Players control the realms, which cards are played in, and a champion who has special abilities. If a player does not have a kingdom, he loses his cards and leaves the game. Although it was the second TCG in history, it was actually surprisingly different from Magic. Unfortunately, the cost of producing the game proved to be too high and parent company TSR was acquired by Wizards of the Coast, and the game was discontinued.
Star Wars Customizable Card Game (1995) and Young Jedi Trading Card Game (1999)

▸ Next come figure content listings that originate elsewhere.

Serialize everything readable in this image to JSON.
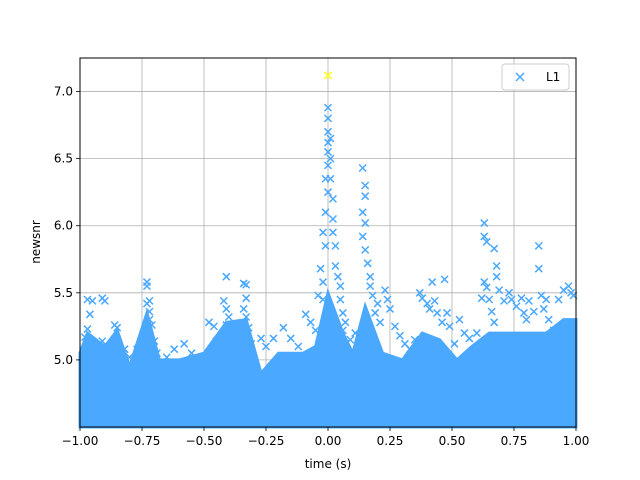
{
  "chart_data": {
    "type": "scatter",
    "title": "",
    "xlabel": "time (s)",
    "ylabel": "newsnr",
    "xlim": [
      -1.0,
      1.0
    ],
    "ylim": [
      4.5,
      7.25
    ],
    "grid": true,
    "legend_position": "top-right",
    "x_ticks": [
      -1.0,
      -0.75,
      -0.5,
      -0.25,
      0.0,
      0.25,
      0.5,
      0.75,
      1.0
    ],
    "x_tick_labels": [
      "−1.00",
      "−0.75",
      "−0.50",
      "−0.25",
      "0.00",
      "0.25",
      "0.50",
      "0.75",
      "1.00"
    ],
    "y_ticks": [
      5.0,
      5.5,
      6.0,
      6.5,
      7.0
    ],
    "y_tick_labels": [
      "5.0",
      "5.5",
      "6.0",
      "6.5",
      "7.0"
    ],
    "series": [
      {
        "name": "L1",
        "color": "#4aa8ff",
        "marker": "x",
        "points": [
          [
            -0.97,
            5.45
          ],
          [
            -0.95,
            5.44
          ],
          [
            -0.96,
            5.34
          ],
          [
            -0.97,
            5.23
          ],
          [
            -0.98,
            5.17
          ],
          [
            -0.91,
            5.46
          ],
          [
            -0.9,
            5.44
          ],
          [
            -0.91,
            5.14
          ],
          [
            -0.92,
            5.08
          ],
          [
            -0.86,
            5.26
          ],
          [
            -0.85,
            5.24
          ],
          [
            -0.85,
            5.12
          ],
          [
            -0.82,
            5.08
          ],
          [
            -0.8,
            5.02
          ],
          [
            -0.77,
            5.08
          ],
          [
            -0.73,
            5.58
          ],
          [
            -0.73,
            5.55
          ],
          [
            -0.72,
            5.44
          ],
          [
            -0.73,
            5.42
          ],
          [
            -0.72,
            5.36
          ],
          [
            -0.72,
            5.3
          ],
          [
            -0.71,
            5.26
          ],
          [
            -0.73,
            5.22
          ],
          [
            -0.7,
            5.14
          ],
          [
            -0.69,
            5.05
          ],
          [
            -0.65,
            5.02
          ],
          [
            -0.62,
            5.08
          ],
          [
            -0.58,
            5.12
          ],
          [
            -0.55,
            5.05
          ],
          [
            -0.48,
            5.28
          ],
          [
            -0.46,
            5.25
          ],
          [
            -0.45,
            5.14
          ],
          [
            -0.44,
            5.05
          ],
          [
            -0.41,
            5.62
          ],
          [
            -0.42,
            5.44
          ],
          [
            -0.41,
            5.38
          ],
          [
            -0.4,
            5.32
          ],
          [
            -0.41,
            5.26
          ],
          [
            -0.4,
            5.22
          ],
          [
            -0.42,
            5.16
          ],
          [
            -0.39,
            5.12
          ],
          [
            -0.34,
            5.57
          ],
          [
            -0.33,
            5.56
          ],
          [
            -0.33,
            5.46
          ],
          [
            -0.34,
            5.38
          ],
          [
            -0.33,
            5.32
          ],
          [
            -0.32,
            5.24
          ],
          [
            -0.34,
            5.18
          ],
          [
            -0.31,
            5.12
          ],
          [
            -0.27,
            5.16
          ],
          [
            -0.25,
            5.1
          ],
          [
            -0.22,
            5.16
          ],
          [
            -0.18,
            5.24
          ],
          [
            -0.15,
            5.16
          ],
          [
            -0.12,
            5.1
          ],
          [
            -0.09,
            5.34
          ],
          [
            -0.07,
            5.28
          ],
          [
            -0.05,
            5.22
          ],
          [
            -0.03,
            5.12
          ],
          [
            -0.02,
            5.45
          ],
          [
            -0.02,
            5.58
          ],
          [
            -0.04,
            5.48
          ],
          [
            -0.03,
            5.68
          ],
          [
            -0.01,
            5.85
          ],
          [
            -0.02,
            5.95
          ],
          [
            -0.01,
            6.1
          ],
          [
            0.0,
            6.25
          ],
          [
            -0.01,
            6.35
          ],
          [
            0.0,
            6.45
          ],
          [
            0.0,
            6.55
          ],
          [
            0.0,
            6.62
          ],
          [
            0.0,
            6.7
          ],
          [
            0.0,
            6.8
          ],
          [
            0.0,
            6.88
          ],
          [
            0.01,
            6.65
          ],
          [
            0.01,
            6.5
          ],
          [
            0.01,
            6.35
          ],
          [
            0.02,
            6.2
          ],
          [
            0.02,
            6.05
          ],
          [
            0.02,
            5.95
          ],
          [
            0.03,
            5.85
          ],
          [
            0.03,
            5.7
          ],
          [
            0.04,
            5.62
          ],
          [
            0.05,
            5.55
          ],
          [
            0.05,
            5.45
          ],
          [
            0.06,
            5.35
          ],
          [
            0.07,
            5.28
          ],
          [
            0.06,
            5.22
          ],
          [
            0.07,
            5.12
          ],
          [
            0.09,
            5.15
          ],
          [
            0.11,
            5.2
          ],
          [
            0.14,
            6.43
          ],
          [
            0.15,
            6.3
          ],
          [
            0.15,
            6.22
          ],
          [
            0.14,
            6.1
          ],
          [
            0.15,
            6.02
          ],
          [
            0.14,
            5.92
          ],
          [
            0.15,
            5.82
          ],
          [
            0.16,
            5.72
          ],
          [
            0.17,
            5.62
          ],
          [
            0.17,
            5.55
          ],
          [
            0.18,
            5.48
          ],
          [
            0.2,
            5.42
          ],
          [
            0.19,
            5.35
          ],
          [
            0.21,
            5.28
          ],
          [
            0.23,
            5.52
          ],
          [
            0.24,
            5.45
          ],
          [
            0.25,
            5.38
          ],
          [
            0.27,
            5.25
          ],
          [
            0.29,
            5.18
          ],
          [
            0.31,
            5.12
          ],
          [
            0.33,
            5.08
          ],
          [
            0.35,
            5.15
          ],
          [
            0.37,
            5.5
          ],
          [
            0.38,
            5.46
          ],
          [
            0.4,
            5.42
          ],
          [
            0.41,
            5.38
          ],
          [
            0.42,
            5.58
          ],
          [
            0.43,
            5.44
          ],
          [
            0.44,
            5.35
          ],
          [
            0.46,
            5.28
          ],
          [
            0.47,
            5.6
          ],
          [
            0.48,
            5.35
          ],
          [
            0.49,
            5.25
          ],
          [
            0.51,
            5.12
          ],
          [
            0.53,
            5.3
          ],
          [
            0.55,
            5.2
          ],
          [
            0.57,
            5.16
          ],
          [
            0.6,
            5.2
          ],
          [
            0.62,
            5.46
          ],
          [
            0.63,
            6.02
          ],
          [
            0.63,
            5.92
          ],
          [
            0.64,
            5.88
          ],
          [
            0.63,
            5.58
          ],
          [
            0.64,
            5.54
          ],
          [
            0.65,
            5.45
          ],
          [
            0.66,
            5.36
          ],
          [
            0.67,
            5.28
          ],
          [
            0.67,
            5.83
          ],
          [
            0.68,
            5.7
          ],
          [
            0.68,
            5.62
          ],
          [
            0.69,
            5.52
          ],
          [
            0.71,
            5.44
          ],
          [
            0.73,
            5.5
          ],
          [
            0.74,
            5.45
          ],
          [
            0.76,
            5.4
          ],
          [
            0.78,
            5.46
          ],
          [
            0.79,
            5.35
          ],
          [
            0.8,
            5.3
          ],
          [
            0.81,
            5.44
          ],
          [
            0.83,
            5.36
          ],
          [
            0.85,
            5.85
          ],
          [
            0.85,
            5.68
          ],
          [
            0.86,
            5.48
          ],
          [
            0.88,
            5.45
          ],
          [
            0.87,
            5.38
          ],
          [
            0.89,
            5.3
          ],
          [
            0.91,
            5.22
          ],
          [
            0.93,
            5.45
          ],
          [
            0.95,
            5.52
          ],
          [
            0.97,
            5.55
          ],
          [
            0.98,
            5.5
          ],
          [
            0.99,
            5.48
          ]
        ]
      }
    ],
    "highlight_point": {
      "x": 0.0,
      "y": 7.12,
      "color": "#ffff33"
    },
    "dense_band": {
      "note": "",
      "clusters": [
        [
          -1.0,
          5.05
        ],
        [
          -0.97,
          5.2
        ],
        [
          -0.9,
          5.1
        ],
        [
          -0.85,
          5.22
        ],
        [
          -0.8,
          4.95
        ],
        [
          -0.73,
          5.35
        ],
        [
          -0.68,
          5.0
        ],
        [
          -0.6,
          5.0
        ],
        [
          -0.5,
          5.05
        ],
        [
          -0.41,
          5.28
        ],
        [
          -0.33,
          5.3
        ],
        [
          -0.27,
          4.9
        ],
        [
          -0.2,
          5.05
        ],
        [
          -0.1,
          5.05
        ],
        [
          -0.05,
          5.1
        ],
        [
          0.0,
          5.5
        ],
        [
          0.06,
          5.2
        ],
        [
          0.1,
          5.05
        ],
        [
          0.15,
          5.4
        ],
        [
          0.22,
          5.05
        ],
        [
          0.3,
          5.0
        ],
        [
          0.38,
          5.2
        ],
        [
          0.45,
          5.15
        ],
        [
          0.52,
          5.0
        ],
        [
          0.58,
          5.1
        ],
        [
          0.65,
          5.2
        ],
        [
          0.72,
          5.2
        ],
        [
          0.8,
          5.2
        ],
        [
          0.88,
          5.2
        ],
        [
          0.95,
          5.3
        ],
        [
          1.0,
          5.3
        ]
      ]
    }
  }
}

star wars, being a classic moving franchise, has many adaptations on the table. It has also had numerous card game adaptations, two of which were released in the 90s. Customizable deck of cards came first and has a unique setup requiring two different decks for competitive play. In each game, one player must be on the light side and the other on the dark side, so decks of both archetypes must be built.
Although it is a neat hook, the star wars game otherwise is quite similar to Magic with a finite resource pool. There were expansions that covered most movies, which is more than can be said for Young Jedi. This game mainly covered ideas from the phantom menace, which it was released to promote. While it was generally better regarded in gameplay, it ended when the developer lost the license.
Monty Python and the Holy Grail Trading Card Game (1996)
Monty Python and the Holy Grail is a hilarious and beloved movie, but it doesn’t seem like the immediate choice for a card game. Despite this, the 1996 card game adaptation was popular for almost ten years. That’s because it was the rare card game to cause hilarious antics.
The game involves each player setting out to create Avalon by placing cards. When enough cards are laid, they can go in search of the Holy Grail. All of the maps are themed around various jokes and gags from the film, and the rulebook even encourages players to speak in silly accents to set the mood.
Star Trek Customizable Card Game (1994)
star trek released a few tabletop game adaptations, but the first card game will hold a special place in the hearts of many fans. This game received two editions, with the second edition having so many changes that it is often considered a separate game. The object of the game is to earn 100 points by completing missions and objectives.
The cards in this game represent crew members, ships, and equipment. This allows each player to customize a group of explorers unique to one of the shows. Players could then complete these missions, or even sabotage other players. It’s fun, but it involves a lot of complex systems, which the second edition aimed to remedy. Although it was never the most popular, its customization made it one of the most underrated gems of the 90s.